Anchorage International Film Festival, Day 7
I saw a white plastic sign outside the Anchorage Museum a couple of days ago: Ten buses a day to Wasilla. I thought, Why not tomorrow? I’ll daytrip out there, poke around, snap a photo of myself in front of City Hall or some such place to prove I was there, then head home. Alaskans warned me that the town is pretty much a “strip mall with a highway running through it,” but I figured, when’s the next time I’m going to be here, so close to the spawning ground of That Former Alaska Governor Turned Ubiquitous Media Phenom?
That night I was invited to dinner by Eden, the sister of a friend I haven’t seen in nearly two decades, Lee. (Facebook provided the connection.) Her husband Steve cooked us a great meal—crab cake appetizer and fajitas in abundance. We talked as Eden washed the dishes. Steve recounted how recently a TSA agent inspecting his driver’s license at an airport security checkpoint outside Alaska asked, “Can you see Russia from your house?” Steve said he’d heard these tired references to Herself so many times before. He shook his head. “Nobody asks us about the mountains anymore,” Eden said. “Or the fish. Or the bears.”
Food for thought on top of a lovely dinner.
Yesterday, the organizers of the film festival piled a half dozen of us filmmakers in a van, Taavi from Estonia and Erik from the UK among us, for a field trip of a different sort.

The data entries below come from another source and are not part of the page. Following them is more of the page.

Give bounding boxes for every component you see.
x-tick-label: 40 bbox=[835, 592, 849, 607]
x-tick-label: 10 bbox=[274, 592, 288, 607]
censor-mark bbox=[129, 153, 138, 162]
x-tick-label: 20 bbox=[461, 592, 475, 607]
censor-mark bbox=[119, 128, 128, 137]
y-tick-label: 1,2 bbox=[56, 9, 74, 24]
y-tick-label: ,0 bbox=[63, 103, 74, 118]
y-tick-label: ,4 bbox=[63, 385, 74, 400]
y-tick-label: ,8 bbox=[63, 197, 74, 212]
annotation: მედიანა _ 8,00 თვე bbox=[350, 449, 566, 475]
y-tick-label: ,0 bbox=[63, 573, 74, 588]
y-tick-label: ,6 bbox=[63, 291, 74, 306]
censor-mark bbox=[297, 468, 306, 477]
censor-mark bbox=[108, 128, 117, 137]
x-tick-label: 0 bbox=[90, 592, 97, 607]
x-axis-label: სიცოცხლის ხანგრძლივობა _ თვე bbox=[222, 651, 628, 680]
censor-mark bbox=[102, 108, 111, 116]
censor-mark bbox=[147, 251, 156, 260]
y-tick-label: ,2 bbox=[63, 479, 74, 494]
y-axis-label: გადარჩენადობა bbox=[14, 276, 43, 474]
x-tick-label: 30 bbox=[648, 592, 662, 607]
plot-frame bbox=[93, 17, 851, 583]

You couldn’t call what we did “hiking” in the truest sense—we trudged around in the snow in the shadow of Flat Top Mountain for only an hour or so. Film festival general manager Dawnell walked us to a lookout point below which Anchorage sprawls, with Denali and other peaks in the Alaska Range in the distance. There was a slight haze over the mountains, but everything else was clear. Stunning and humbling. From where I stood, I could see Alaska.
No Wasilla on this trip.
Anchorage International Film Festival, Day 3
A full house at the Out North Theater for Full Disclosure, a wonderful surprise, and a first. Judging from the intensity of the Q&A—direct and probing questions plus some heartfelt testimony—audience response was good. If Friday goes 72% as well, I’ll be thrilled. Now, it’s time for me to see some movies and a little bit more of Anchorage and its environs.